The World Bank, a lumbering giant that employs more than 1,200 Ph.D.’s, is beginning to listen to critics like her. This summer, it is organizing large-scale impact evaluations, including randomized trials, of programs to upgrade slums, improve the performance of schools and keep children healthy and in class. The programs will be tested in dozens of countries.

Fran+ois Bourguignon, the bank’s chief economist, said he hoped this new effort would help the bank, other donors and developing countries “learn what does and does not work.”

Rigorous impact evaluations should become part of the bank’s culture, he said.

That will require deep change. A recent in-house review of bank projects during the past four to five years found that only 2 percent had been properly evaluated for whether they made a difference, according to Mr. Bourguignon.

When Lant Pritchett, an economist who has spent a dozen years at the bank, pondered why there was so little good evidence on the impact of projects it financed, a tune from an old game show spoof that his Mom used to sing popped into his head: “It pays to be ignorant, to be dumb, to be dense . ..”

Bank economists have recently produced assessments of huge development initiatives that acknowledge weaknesses in the evidence. A critical review of the bank’s $7 billion portfolio of programs that involve local communities in their design and management concluded recently
that “there are, unfortunately, a dearth of well-designed evaluations of such projects.”

Another review of a $1.3 billion initiative in India found similar problems.
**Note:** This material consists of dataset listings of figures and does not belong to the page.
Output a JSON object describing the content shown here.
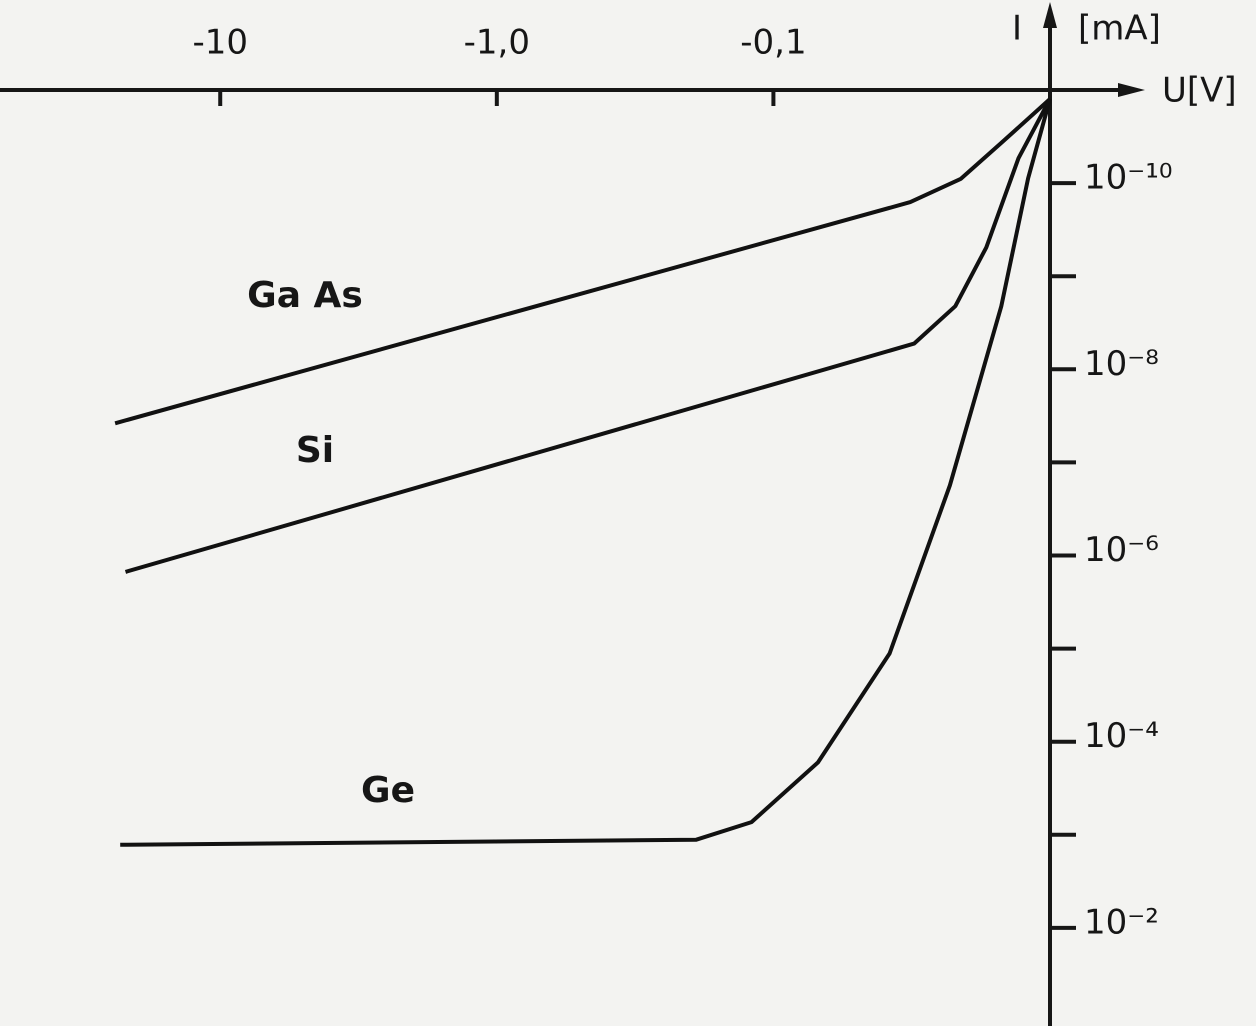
{
  "chart_data": {
    "type": "line",
    "x_label": "U[V]",
    "y_label": "I",
    "y_unit": "[mA]",
    "xscale": "log",
    "yscale": "log",
    "y_inverted": true,
    "xlim": [
      -60,
      -0.01
    ],
    "xticks": [
      -10,
      {
        "value": -1,
        "label": "-1,0"
      },
      {
        "value": -0.1,
        "label": "-0,1"
      }
    ],
    "ylim": [
      1e-11,
      0.1
    ],
    "yticks": [
      {
        "value": 1e-10,
        "label": "10⁻¹⁰"
      },
      {
        "value": 1e-08,
        "label": "10⁻⁸"
      },
      {
        "value": 1e-06,
        "label": "10⁻⁶"
      },
      {
        "value": 0.0001,
        "label": "10⁻⁴"
      },
      {
        "value": 0.01,
        "label": "10⁻²"
      }
    ],
    "yminorticks": [
      1e-09,
      1e-07,
      1e-05,
      0.001
    ],
    "series": [
      {
        "name": "Ga As",
        "color": "#111111",
        "x": [
          -24,
          -0.032,
          -0.021,
          -0.015,
          -0.01
        ],
        "values": [
          3.8e-08,
          1.6e-10,
          9e-11,
          3.7e-11,
          1.25e-11
        ]
      },
      {
        "name": "Si",
        "color": "#111111",
        "x": [
          -22,
          -0.031,
          -0.022,
          -0.017,
          -0.013,
          -0.01
        ],
        "values": [
          1.5e-06,
          5.3e-09,
          2.1e-09,
          4.9e-10,
          5.4e-11,
          1.25e-11
        ]
      },
      {
        "name": "Ge",
        "color": "#111111",
        "x": [
          -23,
          -0.19,
          -0.12,
          -0.069,
          -0.038,
          -0.023,
          -0.015,
          -0.012,
          -0.01
        ],
        "values": [
          0.00128,
          0.00113,
          0.00073,
          0.000167,
          1.13e-05,
          1.76e-07,
          2.1e-09,
          8.9e-11,
          1.25e-11
        ]
      }
    ]
  }
}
Bank economists in New Delhi examined more than 200 studies of projects in India that ranged from teacher training to school construction, enrollment drives to textbook revision.
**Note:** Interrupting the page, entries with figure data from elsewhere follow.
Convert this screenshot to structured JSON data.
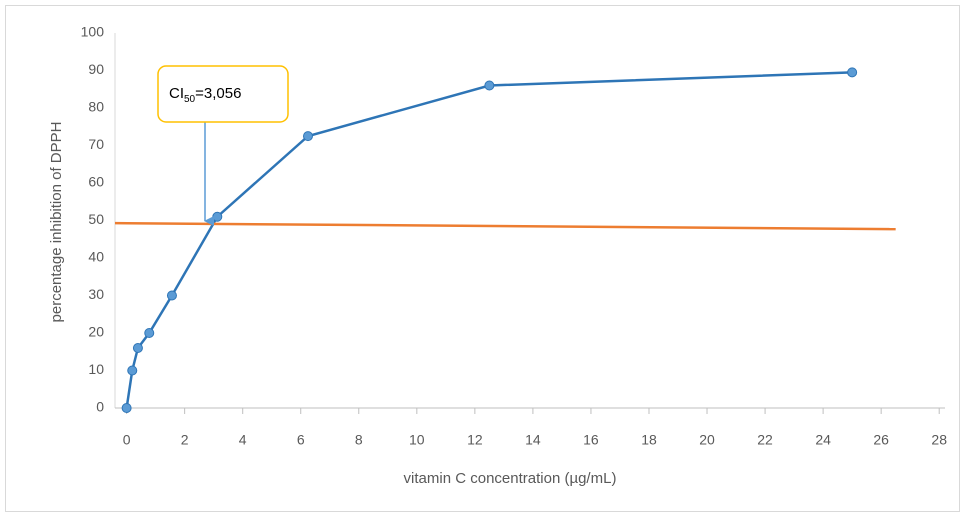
{
  "chart_data": {
    "type": "line",
    "xlabel": "vitamin C concentration (µg/mL)",
    "ylabel": "percentage inhibition of DPPH",
    "annotation": {
      "parts": [
        "CI",
        "50",
        "=3,056"
      ]
    },
    "series": [
      {
        "color": "#2e75b6",
        "marker_color": "#5b9bd5",
        "markers": true,
        "x": [
          0,
          0.195,
          0.39,
          0.78,
          1.5625,
          3.125,
          6.25,
          12.5,
          25
        ],
        "values": [
          0,
          10,
          16,
          20,
          30,
          51,
          72.5,
          86,
          89.5
        ]
      },
      {
        "color": "#ed7d31",
        "markers": false,
        "x": [
          -0.4,
          26.5
        ],
        "values": [
          49.3,
          47.7
        ]
      }
    ],
    "xlim": [
      -0.4,
      28.2
    ],
    "xticks": [
      0,
      2,
      4,
      6,
      8,
      10,
      12,
      14,
      16,
      18,
      20,
      22,
      24,
      26,
      28
    ],
    "ylim": [
      0,
      100
    ],
    "yticks": [
      0,
      10,
      20,
      30,
      40,
      50,
      60,
      70,
      80,
      90,
      100
    ]
  }
}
They concluded that none of the studies were rigorous enough to measure whether the initiatives made a difference, except for one that found it increased enrollment by a disappointing 1.3 percent. “The World Bank spent more than a billion dollars without knowing why they were doing what they were doing – that’s the tragedy,” said Abhijit Banerjee, an M.I.T. economics professor and co-founder of the Poverty Action Lab.

But even as aid agencies lagged in conducting stringent evaluations, Professors Banerjee and Duflo at M.I.T., Michael Kremer at Harvard and other economists associated with the lab have been conducting randomized trials of antipoverty programs in India, Kenya, South Africa, Peru and the Philippines. Even they acknowledge that random evaluations are not a panacea. For
example, a program that works in Asia may not work in Africa. Still, they say, the trials offer the best evidence.

“This rigorous testing has made a huge difference in medicine and has improved human welfare due to better drugs,” said Professor Kremer. “If we could use randomized evaluations to really find out what works, foreign aid donors could implement better health and education policies and so could developing countries.”

Mr. Pritchett, a veteran bank economist, tried to explain why rigorous evaluations were such a rarity in the culture of the bank. Its highly trained, well-meaning professionals too often think they know the solutions. “They have too little doubt,” he said.

They also worry that modest, proven gains for the poor will lose out to inflated, unproven claims for, say, tax cuts to the rich or a new weapons system – a concern he shares. “You wan to know what works and what doesn’t, but until you subject the full range of government spending to the same discipline, why are you disadvantaging things for poor people?” he asked.

But Profe?sor Banerjee is optimistic that reliable evaluations will give advocates ammunition to lobby for increased foreign aid. He pointed to the success of a rigorously studied Mexican program that paid poor mothers a small sum if they kept their children in school and got them
immunized. The model has spread across Latin America in large measure because a large randomized trial, published in 2001, showed that the children who participated were healthier and stayed in school longer. “In the development business,” he said, “it would be really good to get away from the need to have people promising miracles.”